Gedragsregels
Model omgangsregels IVN-afdeling
1. De IVN-afdeling staat voor goede omgangsvormen. Respect voor elkaar, gelijkwaardigheid, integriteit, eerlijkheid en veiligheid vormen hierbij centrale begrippen. Deze vormen de basis voor deze omgangsregels, zoals we die binnen onze IVN-afdeling hanteren.
2. Onder ongewenst gedrag wordt verstaan: geweld, agressie, bedreiging, discriminatie, pesten, seksueel grensoverschrijdend gedrag en machtsmisbruik. Al deze vormen van ongewenst gedrag kunnen een fysieke, psychische of verbale uitingsvorm hebben. Ook ongewenste aandacht, discriminerende, seksistische of andere beledigende of krenkende opmerkingen of grappen – mondeling of schriftelijk – worden als ongewenst gedrag beschouwd.
3. Ongewenst gedrag wordt binnen de IVN-afdeling niet getolereerd. Dit geldt voor IVN-vrijwilligers en voor deelnemers aan IVN-activiteiten. Hierbij gelden dezelfde normen en waarden die binnen de Nederlandse samenleving als ‘normaal’ worden beschouwd. Alle betrokkenen worden geacht elkaar met respect voor eigenwaarde te benaderen en te behandelen.

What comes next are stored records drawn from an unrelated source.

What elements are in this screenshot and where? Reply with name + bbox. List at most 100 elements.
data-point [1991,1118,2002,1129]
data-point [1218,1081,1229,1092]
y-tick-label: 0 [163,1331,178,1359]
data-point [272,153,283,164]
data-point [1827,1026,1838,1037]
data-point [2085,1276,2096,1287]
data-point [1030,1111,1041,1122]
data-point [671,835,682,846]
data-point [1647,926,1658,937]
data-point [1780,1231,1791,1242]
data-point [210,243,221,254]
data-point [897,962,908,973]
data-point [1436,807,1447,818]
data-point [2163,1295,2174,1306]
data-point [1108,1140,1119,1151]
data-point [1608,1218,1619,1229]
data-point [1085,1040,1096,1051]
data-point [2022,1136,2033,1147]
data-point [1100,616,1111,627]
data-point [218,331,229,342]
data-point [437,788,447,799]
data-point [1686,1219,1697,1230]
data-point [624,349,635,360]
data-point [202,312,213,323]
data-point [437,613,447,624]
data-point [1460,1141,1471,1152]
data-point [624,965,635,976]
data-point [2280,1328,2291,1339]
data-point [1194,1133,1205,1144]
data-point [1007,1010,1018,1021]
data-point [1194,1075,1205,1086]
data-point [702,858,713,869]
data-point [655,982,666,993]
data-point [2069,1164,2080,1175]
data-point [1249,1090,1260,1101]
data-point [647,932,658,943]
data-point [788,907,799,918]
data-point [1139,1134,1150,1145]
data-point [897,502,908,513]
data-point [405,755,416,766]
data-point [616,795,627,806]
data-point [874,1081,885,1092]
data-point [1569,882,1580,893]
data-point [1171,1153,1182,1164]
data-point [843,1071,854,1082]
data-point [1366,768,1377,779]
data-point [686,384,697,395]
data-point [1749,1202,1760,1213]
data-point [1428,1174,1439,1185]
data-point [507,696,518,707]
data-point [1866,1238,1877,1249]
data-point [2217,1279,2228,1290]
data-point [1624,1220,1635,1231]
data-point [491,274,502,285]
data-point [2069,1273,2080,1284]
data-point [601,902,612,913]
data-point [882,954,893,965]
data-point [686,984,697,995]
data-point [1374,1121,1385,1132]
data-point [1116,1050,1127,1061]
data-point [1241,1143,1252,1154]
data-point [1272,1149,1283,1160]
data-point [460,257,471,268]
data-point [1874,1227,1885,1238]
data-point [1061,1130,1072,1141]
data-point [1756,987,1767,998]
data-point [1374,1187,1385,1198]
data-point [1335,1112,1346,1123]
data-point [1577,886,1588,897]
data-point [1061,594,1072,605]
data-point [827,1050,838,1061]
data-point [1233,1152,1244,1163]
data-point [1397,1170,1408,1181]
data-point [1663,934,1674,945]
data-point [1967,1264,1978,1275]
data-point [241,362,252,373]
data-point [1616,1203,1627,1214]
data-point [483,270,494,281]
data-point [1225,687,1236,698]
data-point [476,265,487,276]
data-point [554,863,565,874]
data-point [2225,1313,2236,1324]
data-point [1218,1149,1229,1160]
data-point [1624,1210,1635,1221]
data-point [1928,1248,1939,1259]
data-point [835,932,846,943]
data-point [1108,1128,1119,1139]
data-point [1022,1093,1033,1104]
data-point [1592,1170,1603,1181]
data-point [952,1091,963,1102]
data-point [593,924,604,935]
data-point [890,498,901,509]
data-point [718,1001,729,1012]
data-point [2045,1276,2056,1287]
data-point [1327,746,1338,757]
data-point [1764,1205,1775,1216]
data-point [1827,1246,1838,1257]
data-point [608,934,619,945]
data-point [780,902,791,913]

4. De IVN-vrijwilliger accepteert geen ongewenst gedrag van deelnemers of collega-vrijwilligers en neemt zelf geen initiatief tot ongewenst gedrag naar anderen.
5. Iedere IVN-vrijwilliger heeft het recht om deelnemers die zich schuldig maken aan ongewenst gedrag onmiddellijk uit te sluiten van verdere deelname aan de betreffende IVN-activiteit.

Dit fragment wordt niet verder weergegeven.